Mata, Kota, dan Penyair
Eyes, City, and Poet

Host Wahyu Budiman Dasta

29 September 2023 – 14.00

Mata warga yang telah tinggal lama di suatu lokasi, secara sadar dapat membingkai sebuah cerita dari masa lalunya. Cerita yang diawali oleh kerja sensorik mata, kemudian diolah melalui sentuhan daya khayal, mampu mewakili pengalaman kontak fisik yang sebenarnya. Keberadaan mata dalam konteks subjek dan objek yang membingkai cerita, akan terus berkembang menjadi komposisi yang menarik untuk bisa memahami konsep perspektif mata warga.
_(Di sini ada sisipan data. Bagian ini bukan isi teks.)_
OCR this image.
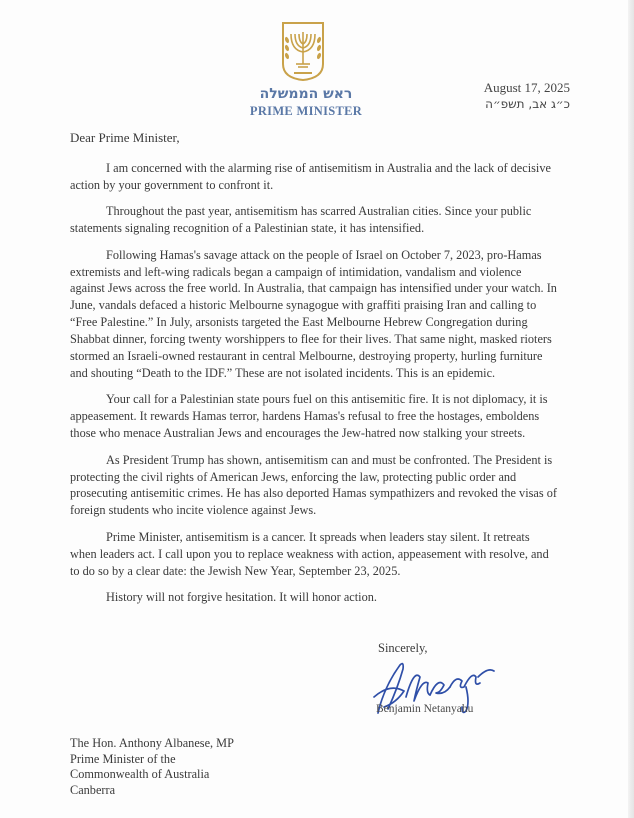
ראש הממשלה
PRIME MINISTER
August 17, 2025
כ״ג אב, תשפ״ה
Dear Prime Minister,

I am concerned with the alarming rise of antisemitism in Australia and the lack of decisive action by your government to confront it.

Throughout the past year, antisemitism has scarred Australian cities. Since your public statements signaling recognition of a Palestinian state, it has intensified.

Following Hamas's savage attack on the people of Israel on October 7, 2023, pro-Hamas extremists and left-wing radicals began a campaign of intimidation, vandalism and violence against Jews across the free world. In Australia, that campaign has intensified under your watch. In June, vandals defaced a historic Melbourne synagogue with graffiti praising Iran and calling to “Free Palestine.” In July, arsonists targeted the East Melbourne Hebrew Congregation during Shabbat dinner, forcing twenty worshippers to flee for their lives. That same night, masked rioters stormed an Israeli-owned restaurant in central Melbourne, destroying property, hurling furniture and shouting “Death to the IDF.” These are not isolated incidents. This is an epidemic.

Your call for a Palestinian state pours fuel on this antisemitic fire. It is not diplomacy, it is appeasement. It rewards Hamas terror, hardens Hamas's refusal to free the hostages, emboldens those who menace Australian Jews and encourages the Jew-hatred now stalking your streets.

As President Trump has shown, antisemitism can and must be confronted. The President is protecting the civil rights of American Jews, enforcing the law, protecting public order and prosecuting antisemitic crimes. He has also deported Hamas sympathizers and revoked the visas of foreign students who incite violence against Jews.

Prime Minister, antisemitism is a cancer. It spreads when leaders stay silent. It retreats when leaders act. I call upon you to replace weakness with action, appeasement with resolve, and to do so by a clear date: the Jewish New Year, September 23, 2025.

History will not forgive hesitation. It will honor action.

Sincerely,
Benjamin Netanyahu
The Hon. Anthony Albanese, MP
Prime Minister of the
Commonwealth of Australia
Canberra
Seorang perekam bisa mewakili mata warga. Sang perekam menggambarkan kedekatan antara objek dan subjek melalui bingkaian gambar. Itu bisa dilihat oleh penonton sebagai hal yang puitis. Si perekam bisa mengikuti jejak-jejak masa lalu, mencoba untuk memahami cerita yang tersembunyi di balik sebuah lokasi. Ia bukan hanya mendokumentasikan secara visual, tetapi juga membingkai pengalaman artistik dari warisan sejarah lokasinya. Selayaknya seorang pengarang cerita yang menyusun kata-kata sebagai alat utama untuk menciptakan sebuah karya. 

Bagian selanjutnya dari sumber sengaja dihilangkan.